We’re told that Western countries face an ideological battle with The Taliban, the Sunni Islamist and Pashtun nationalist movement that ruled most of Afghanistan from 1996 until 2001, and harbored Bin Laden and Al Qaida prior to the 9-11 terrorist attacks. Some of us love freedom, the line goes, and others hate it; they want to destroy it.
Any thinking person recognizes the danger of such abstraction; after all, misunderstanding is the root of most conflict.

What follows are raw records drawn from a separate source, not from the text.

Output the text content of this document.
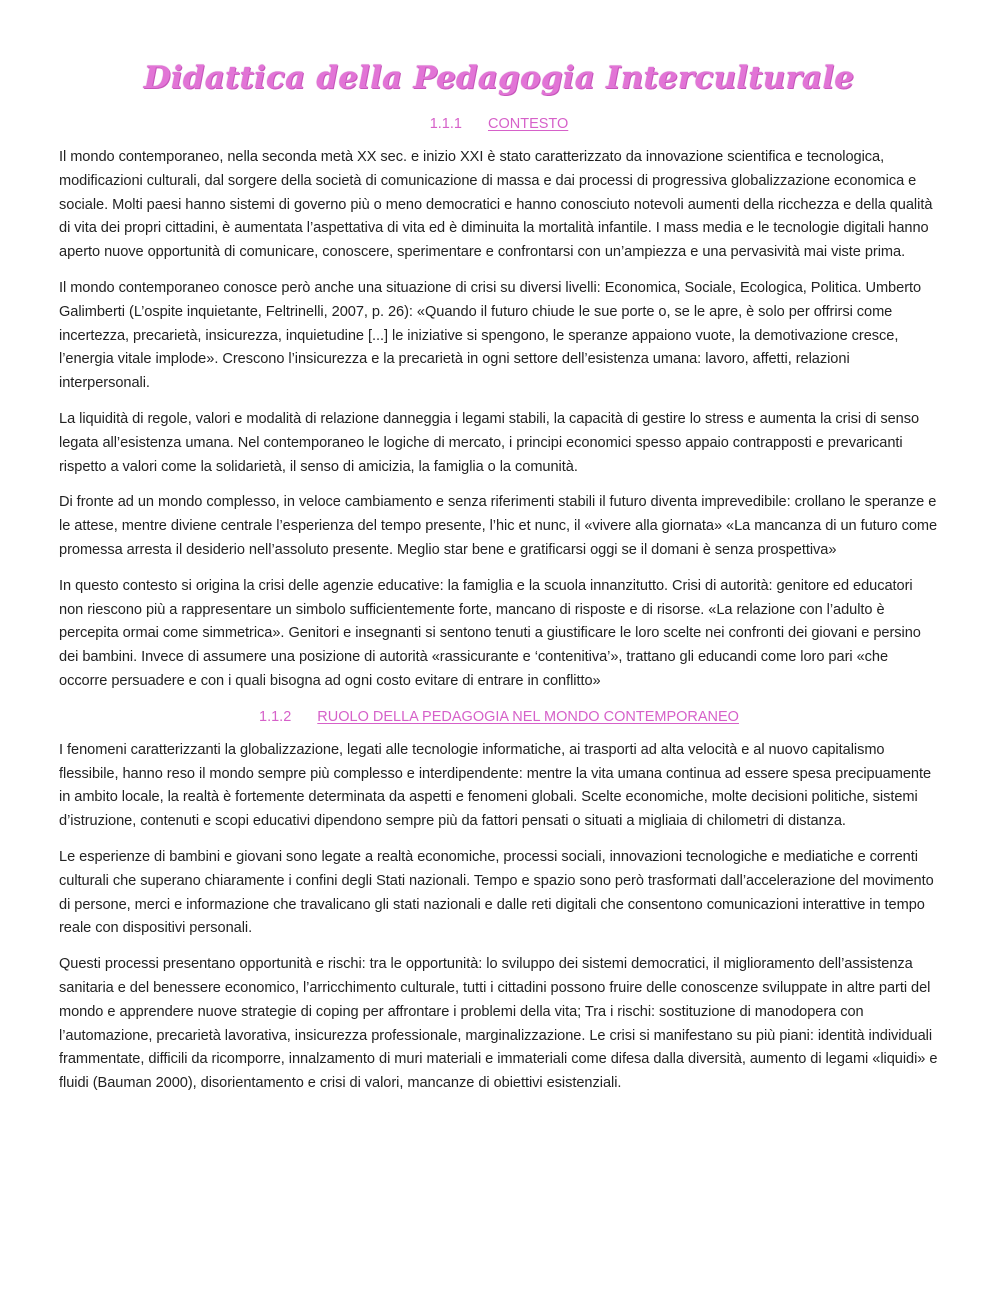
Didattica della Pedagogia Interculturale
1.1.1 CONTESTO

Il mondo contemporaneo, nella seconda metà XX sec. e inizio XXI è stato caratterizzato da innovazione scientifica e tecnologica, modificazioni culturali, dal sorgere della società di comunicazione di massa e dai processi di progressiva globalizzazione economica e sociale. Molti paesi hanno sistemi di governo più o meno democratici e hanno conosciuto notevoli aumenti della ricchezza e della qualità di vita dei propri cittadini, è aumentata l’aspettativa di vita ed è diminuita la mortalità infantile. I mass media e le tecnologie digitali hanno aperto nuove opportunità di comunicare, conoscere, sperimentare e confrontarsi con un’ampiezza e una pervasività mai viste prima.

Il mondo contemporaneo conosce però anche una situazione di crisi su diversi livelli: Economica, Sociale, Ecologica, Politica. Umberto Galimberti (L’ospite inquietante, Feltrinelli, 2007, p. 26): «Quando il futuro chiude le sue porte o, se le apre, è solo per offrirsi come incertezza, precarietà, insicurezza, inquietudine [...] le iniziative si spengono, le speranze appaiono vuote, la demotivazione cresce, l’energia vitale implode». Crescono l’insicurezza e la precarietà in ogni settore dell’esistenza umana: lavoro, affetti, relazioni interpersonali.

La liquidità di regole, valori e modalità di relazione danneggia i legami stabili, la capacità di gestire lo stress e aumenta la crisi di senso legata all’esistenza umana. Nel contemporaneo le logiche di mercato, i principi economici spesso appaio contrapposti e prevaricanti rispetto a valori come la solidarietà, il senso di amicizia, la famiglia o la comunità.

Di fronte ad un mondo complesso, in veloce cambiamento e senza riferimenti stabili il futuro diventa imprevedibile: crollano le speranze e le attese, mentre diviene centrale l’esperienza del tempo presente, l’hic et nunc, il «vivere alla giornata» «La mancanza di un futuro come promessa arresta il desiderio nell’assoluto presente. Meglio star bene e gratificarsi oggi se il domani è senza prospettiva»

In questo contesto si origina la crisi delle agenzie educative: la famiglia e la scuola innanzitutto. Crisi di autorità: genitore ed educatori non riescono più a rappresentare un simbolo sufficientemente forte, mancano di risposte e di risorse. «La relazione con l’adulto è percepita ormai come simmetrica». Genitori e insegnanti si sentono tenuti a giustificare le loro scelte nei confronti dei giovani e persino dei bambini. Invece di assumere una posizione di autorità «rassicurante e ‘contenitiva’», trattano gli educandi come loro pari «che occorre persuadere e con i quali bisogna ad ogni costo evitare di entrare in conflitto»

1.1.2 RUOLO DELLA PEDAGOGIA NEL MONDO CONTEMPORANEO

I fenomeni caratterizzanti la globalizzazione, legati alle tecnologie informatiche, ai trasporti ad alta velocità e al nuovo capitalismo flessibile, hanno reso il mondo sempre più complesso e interdipendente: mentre la vita umana continua ad essere spesa precipuamente in ambito locale, la realtà è fortemente determinata da aspetti e fenomeni globali. Scelte economiche, molte decisioni politiche, sistemi d’istruzione, contenuti e scopi educativi dipendono sempre più da fattori pensati o situati a migliaia di chilometri di distanza.

Le esperienze di bambini e giovani sono legate a realtà economiche, processi sociali, innovazioni tecnologiche e mediatiche e correnti culturali che superano chiaramente i confini degli Stati nazionali. Tempo e spazio sono però trasformati dall’accelerazione del movimento di persone, merci e informazione che travalicano gli stati nazionali e dalle reti digitali che consentono comunicazioni interattive in tempo reale con dispositivi personali.

Questi processi presentano opportunità e rischi: tra le opportunità: lo sviluppo dei sistemi democratici, il miglioramento dell’assistenza sanitaria e del benessere economico, l’arricchimento culturale, tutti i cittadini possono fruire delle conoscenze sviluppate in altre parti del mondo e apprendere nuove strategie di coping per affrontare i problemi della vita; Tra i rischi: sostituzione di manodopera con l’automazione, precarietà lavorativa, insicurezza professionale, marginalizzazione. Le crisi si manifestano su più piani: identità individuali frammentate, difficili da ricomporre, innalzamento di muri materiali e immateriali come difesa dalla diversità, aumento di legami «liquidi» e fluidi (Bauman 2000), disorientamento e crisi di valori, mancanze di obiettivi esistenziali.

The truth is actually much too complex to articulate or even fully comprehend, but a thoughtful series from GlobeAndMail, Talking with the Taliban, helps us begin the process of discovery.
It’s a simply defined task with a harrowing execution marked by an earnest curiosity: "To find small groups of Taliban and try to speak with them individually."
Journalist Graeme Smith was struck by a general ignorance that makes it tough to know "who to kill, who to talk to, and how to stem the flow of recruits to the insurgency" in Afghanistan, so he decided to create a survey: "I got a small video camera, gave it to a guy I’ve known for a long time here in Kandahar, and he went around to five districts here in the province and asked a standard list of twenty questions to ordinary fighters."
The result is fascinating, terrifying, reassuring, dumbfounding and eye-opening. It certainly doesn’t leave me with a clearer understanding of the greater conflict, or with a moral imperative, but I guess that’s the risk of sincere conversation.
This user-guided piece, that elegantly incorporates figures and charts with unprecedented video coverage, is a moving depiction of a very complicated reality.